Segundo o ministro, dos cerca de 1,3 milhão de inscritos no Enem _cerca de 900 mil eram oriundos de escolas públicas e cerca de 245 mil, de escola privada.

A lei de cotas será válida por 10 anos. Em 2023 uma comissão vai analisar o resultado das cotas.

“Política de ação afirmativa é sempre feita de forma temporária. Objetivo dela é corrigir uma desigualdade, uma distorção. Política temporária para diminuir a desigualdade social, para diminuir a desigualdade racial. Para garantir que daqui a 10 anos a gente não precise mais de cotas”, disse Mercadante.

Entenda a lei das cotas

O governo federal publicou nesta segunda-feira (15), no "Diário Oficial da União", o decreto que regulamenta a lei que garante a reserva de 50% das vagas nas universidades federais, em um prazo progressivo de até quatro anos, para estudantes que cursaram o ensino médio em escolas públicas. O critério de seleção será feito de acordo com o resultado dos estudantes no Exame Nacional de Ensino Médio (Enem). O decreto é assinado pela presidente Dilma Rousseff.

As universidades e institutos federais terão quatro anos para implantar progressivamente o percentual de reserva de vagas estabelecido pela lei, mesmo que já estejam adotando algum tipo de sistema de cotas na seleção. Atualmente, não existe cota social em 27 das 59 universidades federais. Além disso, apenas 25 delas possuem reserva de vagas ou sistema de bonificação para estudantes pretos, pardos e indígenas. De acordo com a lei, 12,5% das vagas de cada curso e turno já deverão ser reservadas aos cotistas nos processos seletivos para ingressantes em 2013. As universidades terão 30 dias para adaptarem seus editais ao que diz a lei.

A lei afirma que as instituições federais vinculadas ao Ministério da Educação (MEC) que ofertam vagas de educação superior reservarão, em cada concurso seletivo para ingresso nos cursos de graduação, por curso e turno, no mínimo 50% de suas vagas para estudantes que tenham cursado integralmente o ensino médio em escolas públicas, inclusive em cursos de educação profissional técnica.

Não poderão concorrer, às vagas, estudantes que tenham, em algum momento, cursado em escolas particulares parte do ensino médio.

Metade das vagas oferecidas será de ampla concorrência. Já a outra metade será reservada por critério de cor, rede de ensino e renda familiar (até um salário-mínimo e meio por pessoa da família).

Em relação às cotas raciais, a regulamentação prevê que a proporção de vagas deverá ser no mínimo igual à soma da porcentagem de pretos, pardos e indígenas na população da unidade da federação do local de oferta de vagas da instituição, segundo o último Censo Demográfico divulgado pelo Instituto Brasileiro de Geografia e Estatística (IBGE), que será reservada, por curso e turno, aos autodeclarados pretos, pardos e indígenas.

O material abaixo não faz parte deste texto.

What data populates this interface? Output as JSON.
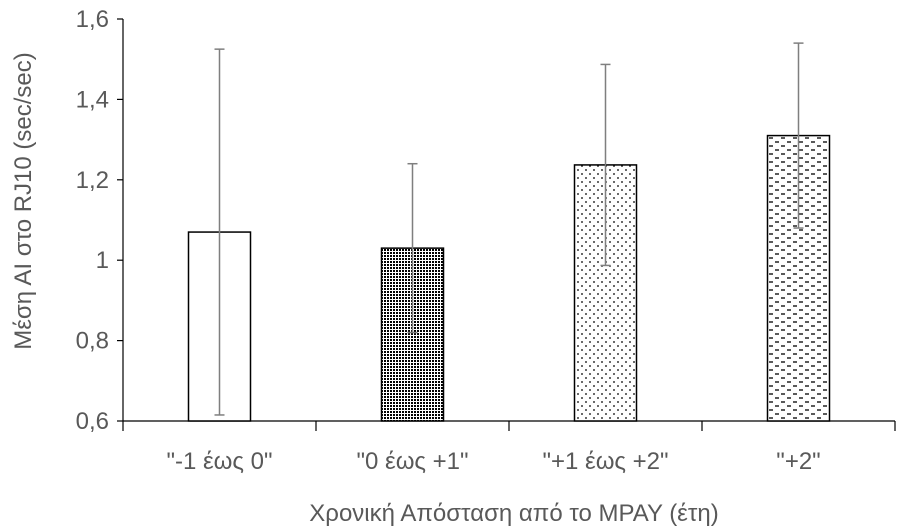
{
  "chart_data": {
    "type": "bar",
    "title": "",
    "xlabel": "Χρονική  Απόσταση από το ΜΡΑΥ (έτη)",
    "ylabel": "Μέση ΑΙ στο RJ10 (sec/sec)",
    "ylim": [
      0.6,
      1.6
    ],
    "ytick_step": 0.2,
    "ytick_labels": [
      "0,6",
      "0,8",
      "1",
      "1,2",
      "1,4",
      "1,6"
    ],
    "categories": [
      "\"-1 έως 0\"",
      "\"0 έως +1\"",
      "\"+1 έως +2\"",
      "\"+2\""
    ],
    "values": [
      1.07,
      1.03,
      1.237,
      1.31
    ],
    "error_bars": [
      0.455,
      0.21,
      0.25,
      0.23
    ],
    "patterns": [
      "none",
      "dense-dots",
      "sparse-dots",
      "dashes"
    ],
    "grid": false,
    "legend": "none"
  }
}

A cota de 50% deverá ser implantada por todas as universidades e institutos federais até o início do segundo semestre de 2016. A lei exige que, até lá, as instituições apliquem pelo menos 25% da reserva de vagas previstas no texto a cada ano. Isso significa que, a partir de 2013, uma instituição com mil vagas abertas deverá reservar 12,5% delas para estudantes de escolas públicas, sendo que 7,25% das vagas serão para estudantes de escola pública com renda familiar de até 1,5 salário mínimo per capita e uma porcentagem definida pelo Censo do IBGE para estudantes de escola pública que se autodeclarem pretos, pardos ou indígenas.

A regulamentação permite ainda que as universidades, se quiserem, instituam reservas de vagas suplementares ou de outra modalidade (como, por exemplo, para pessoas com deficiência, ou uma cota extra para indígenas), além desta cota já garantida por lei.

Um comitê formado por dois representantes do MEC, dois representantes da Secretaria de Políticas de Promoção da Igualdade Racial da Presidência da República e dois representantes da Secretaria de Políticas de Promoção da Igualdade Racial da Presidência da República será instituído para acompanhar e avaliar o cumprimento da lei das cotas.